Hips take walking in stride; ankles put best foot forward in run
The research could help inform the best ways of building assistive or prosthetic devices for humans, or constructing next-generation robotics, say NC State biomedical engineers Drs. Dominic Farris and Gregory Sawicki. The co-authors of a study on the mechanics of walking and running in the journal Interface, a Royal Society scientific journal, Sawicki and Farris are part of NC State's Human PoWeR (Physiology of Wearable Robotics) Lab.
A long history of previous studies have focused on the biomechanics of human locomotion from a whole-body or individual limbs perspective. But this study is the first to zoom in on the mechanical power generated by specific lower-limb joints in a single comprehensive study of walking and running across a range of speeds, Sawicki says.
The study shows that, overall, hips generate more power when people walk. That is, until humans get to the point at which they're speed walking – walking so fast that it feels more comfortable to run – at 2 meters per second. Hips generate 44 percent of the power when people walk at a rate of 2 meters per second, with ankles contributing 39 percent of the power.
When people start running at this 2-meter-per-second rate, the ankles really kick in, providing 47 percent of the power compared to 32 percent for the hips. Ankles continue to provide the most power of the three lower limb joints as running speeds increase, although the hips begin closing the distance at faster speeds.
“There seems to be a tradeoff in power generation from hips to ankles as you make the transition from walking to running,” Sawicki says.
Both researchers are interested in how the study can help people who need assistance walking and running. Knowing which part of the lower limbs provide more power during the different activities can help engineers figure out how, depending on the person's speed and gait, mechanical power needs to be distributed.
“For example, assistive devices such as an exoskeleton or prosthesis may have motors near both the hip and ankle.
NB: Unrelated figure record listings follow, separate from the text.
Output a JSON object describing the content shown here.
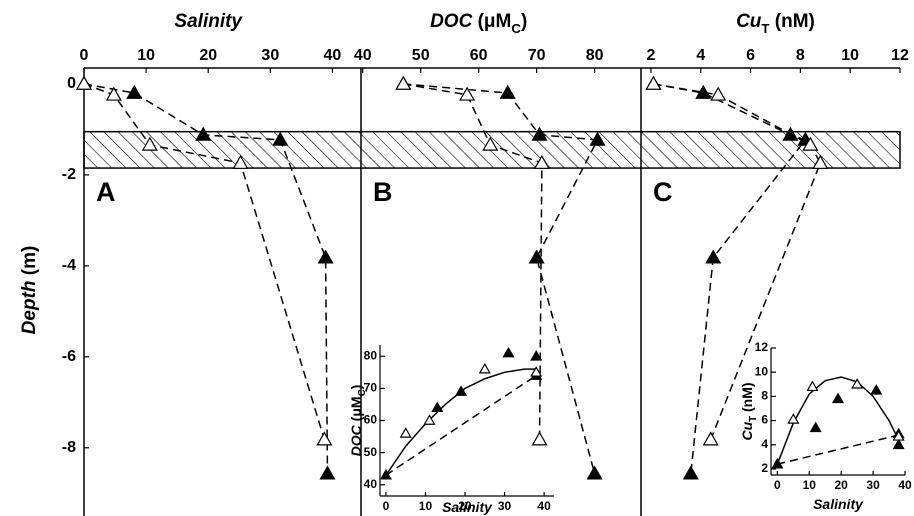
{
  "chart_data": [
    {
      "type": "line",
      "title": [
        {
          "text": "Salinity",
          "italic": true
        }
      ],
      "panel_label": "A",
      "xlim": [
        0,
        44.6
      ],
      "xticks": [
        0,
        10,
        20,
        30,
        40
      ],
      "ylim": [
        -9.5,
        0.35
      ],
      "yticks": [
        0,
        -2,
        -4,
        -6,
        -8
      ],
      "ylabel": [
        {
          "text": "Depth",
          "italic": true
        },
        {
          "text": " (m)"
        }
      ],
      "band": [
        -1.05,
        -1.85
      ],
      "series": [
        {
          "marker": "filled",
          "linestyle": "dashed",
          "color": "#000000",
          "x": [
            0,
            8.1,
            19.2,
            31.6,
            38.9,
            39.2
          ],
          "values": [
            0,
            -0.2,
            -1.12,
            -1.23,
            -3.82,
            -8.57
          ]
        },
        {
          "marker": "open",
          "linestyle": "dashed",
          "color": "#000000",
          "x": [
            0,
            4.8,
            10.6,
            25.2,
            38.7
          ],
          "values": [
            0,
            -0.24,
            -1.34,
            -1.74,
            -7.82
          ]
        }
      ]
    },
    {
      "type": "line",
      "title": [
        {
          "text": "DOC",
          "italic": true
        },
        {
          "text": " (μM"
        },
        {
          "text": "C",
          "sub": true
        },
        {
          "text": ")"
        }
      ],
      "panel_label": "B",
      "xlim": [
        39.7,
        88
      ],
      "xticks": [
        40,
        50,
        60,
        70,
        80
      ],
      "ylim": [
        -9.5,
        0.35
      ],
      "series": [
        {
          "marker": "filled",
          "linestyle": "dashed",
          "color": "#000000",
          "x": [
            47,
            65,
            70.5,
            80.5,
            70,
            80
          ],
          "values": [
            0,
            -0.2,
            -1.12,
            -1.23,
            -3.82,
            -8.57
          ]
        },
        {
          "marker": "open",
          "linestyle": "dashed",
          "color": "#000000",
          "x": [
            47,
            58,
            62,
            70.9,
            70.5
          ],
          "values": [
            0,
            -0.24,
            -1.34,
            -1.74,
            -7.82
          ]
        }
      ]
    },
    {
      "type": "line",
      "title": [
        {
          "text": "Cu",
          "italic": true
        },
        {
          "text": "T",
          "sub": true
        },
        {
          "text": " (nM)"
        }
      ],
      "panel_label": "C",
      "xlim": [
        1.6,
        12
      ],
      "xticks": [
        2,
        4,
        6,
        8,
        10,
        12
      ],
      "ylim": [
        -9.5,
        0.35
      ],
      "series": [
        {
          "marker": "filled",
          "linestyle": "dashed",
          "color": "#000000",
          "x": [
            2.1,
            4.1,
            7.6,
            8.2,
            4.5,
            3.6
          ],
          "values": [
            0,
            -0.2,
            -1.12,
            -1.23,
            -3.82,
            -8.57
          ]
        },
        {
          "marker": "open",
          "linestyle": "dashed",
          "color": "#000000",
          "x": [
            2.1,
            4.7,
            8.4,
            8.8,
            4.4
          ],
          "values": [
            0,
            -0.24,
            -1.34,
            -1.74,
            -7.82
          ]
        }
      ]
    },
    {
      "type": "line",
      "xlabel": [
        {
          "text": "Salinity",
          "italic": true
        }
      ],
      "ylabel": [
        {
          "text": "DOC",
          "italic": true
        },
        {
          "text": " (μM"
        },
        {
          "text": "C",
          "sub": true
        },
        {
          "text": ")"
        }
      ],
      "xlim": [
        -1.5,
        42.5
      ],
      "xticks": [
        0,
        10,
        20,
        30,
        40
      ],
      "ylim": [
        36.5,
        83.5
      ],
      "yticks": [
        40,
        50,
        60,
        70,
        80
      ],
      "series": [
        {
          "marker": "none",
          "linestyle": "solid",
          "color": "#000000",
          "x": [
            0,
            5,
            10,
            15,
            20,
            25,
            30,
            35,
            38
          ],
          "values": [
            43,
            52,
            59,
            65,
            70,
            73,
            75,
            76,
            76
          ]
        },
        {
          "marker": "none",
          "linestyle": "dashed",
          "color": "#000000",
          "x": [
            0,
            38
          ],
          "values": [
            43,
            74
          ]
        },
        {
          "marker": "filled",
          "linestyle": "none",
          "color": "#000000",
          "x": [
            0,
            13,
            19,
            31,
            38,
            38
          ],
          "values": [
            43,
            64,
            69,
            81,
            80,
            74
          ]
        },
        {
          "marker": "open",
          "linestyle": "none",
          "color": "#000000",
          "x": [
            5,
            11,
            25,
            38
          ],
          "values": [
            56,
            60,
            76,
            75
          ]
        }
      ]
    },
    {
      "type": "line",
      "xlabel": [
        {
          "text": "Salinity",
          "italic": true
        }
      ],
      "ylabel": [
        {
          "text": "Cu",
          "italic": true
        },
        {
          "text": "T",
          "sub": true
        },
        {
          "text": " (nM)"
        }
      ],
      "xlim": [
        -2,
        40
      ],
      "xticks": [
        0,
        10,
        20,
        30,
        40
      ],
      "ylim": [
        1.5,
        12
      ],
      "yticks": [
        2,
        4,
        6,
        8,
        10,
        12
      ],
      "series": [
        {
          "marker": "none",
          "linestyle": "solid",
          "color": "#000000",
          "x": [
            0,
            5,
            10,
            15,
            20,
            25,
            30,
            35,
            38
          ],
          "values": [
            2.4,
            5.8,
            8.2,
            9.3,
            9.6,
            9.2,
            8.0,
            6.0,
            4.4
          ]
        },
        {
          "marker": "none",
          "linestyle": "dashed",
          "color": "#000000",
          "x": [
            0,
            38
          ],
          "values": [
            2.4,
            4.8
          ]
        },
        {
          "marker": "filled",
          "linestyle": "none",
          "color": "#000000",
          "x": [
            0,
            12,
            19,
            31,
            38,
            38
          ],
          "values": [
            2.4,
            5.4,
            7.8,
            8.5,
            4.9,
            4.0
          ]
        },
        {
          "marker": "open",
          "linestyle": "none",
          "color": "#000000",
          "x": [
            5,
            11,
            25,
            38
          ],
          "values": [
            6.1,
            8.8,
            9,
            4.7
          ]
        }
      ]
    }
  ]
}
If a person will be walking and then running, you'd need to redistribute energy from the hip to the ankle when the person makes that transition,” Farris says.
Ten people walked and ran at various speeds on a specially designed treadmill in the study; a number of cameras captured their gait by tracking reflective markers attached to various parts of the participants' lower limbs while the treadmill captured data from the applied force.
The study examined walking and running on level ground in order to gauge the differences brought about by increased speed; walking and running on inclined ground is fundamentally different than walking and running on flat ground, the researchers say, and would likely skew the power generation results toward the hips and knees.
The joint Department of Biomedical Engineering is part of NC State's College of Engineering and the University of North Carolina-Chapel Hill's School of Medicine.
“The mechanics and energetic of human walking and running: a joint level perspective”
Authors: Dominic James Farris and Gregory S. Sawicki, North Carolina State University
Published: Online May 24, 2011, in Interface
Abstract: Humans walk and run at a range of speeds. While steady locomotion at a given speed requires no net mechanical work, moving faster does demand both more positive and negative mechanical works per stride. Is this increased demand met by increasing power output at all lower limb joints or just some of them? Does running rely on different joints for power output than walking? How does this contribute to the metabolic cost of locomotion? This study examined the effects of walking and running speed on lower limb joint mechanics and metabolic cost of transport in humans. Kinematic and kinetic data for 10 participants were collected for a range of walking (0.75, 1.25, 1.75, 2.0 ms-1) and running (2.0, 2.25, 2.75, 3.25 ms-1) speeds. Net metabolic power was measured by indirect calorimetry. Within each gait, there was no difference in the proportion of power contributed by the each joint (hip, knee, ankle) to total power across speeds. Changing from walking to running resulted in a significant ( p=0.02) shift in power production from the hip to the ankle which may explain the higher efficiency of running at speeds above 2.0 ms-1 and shed light on a potential mechanism behind the walk–run transition.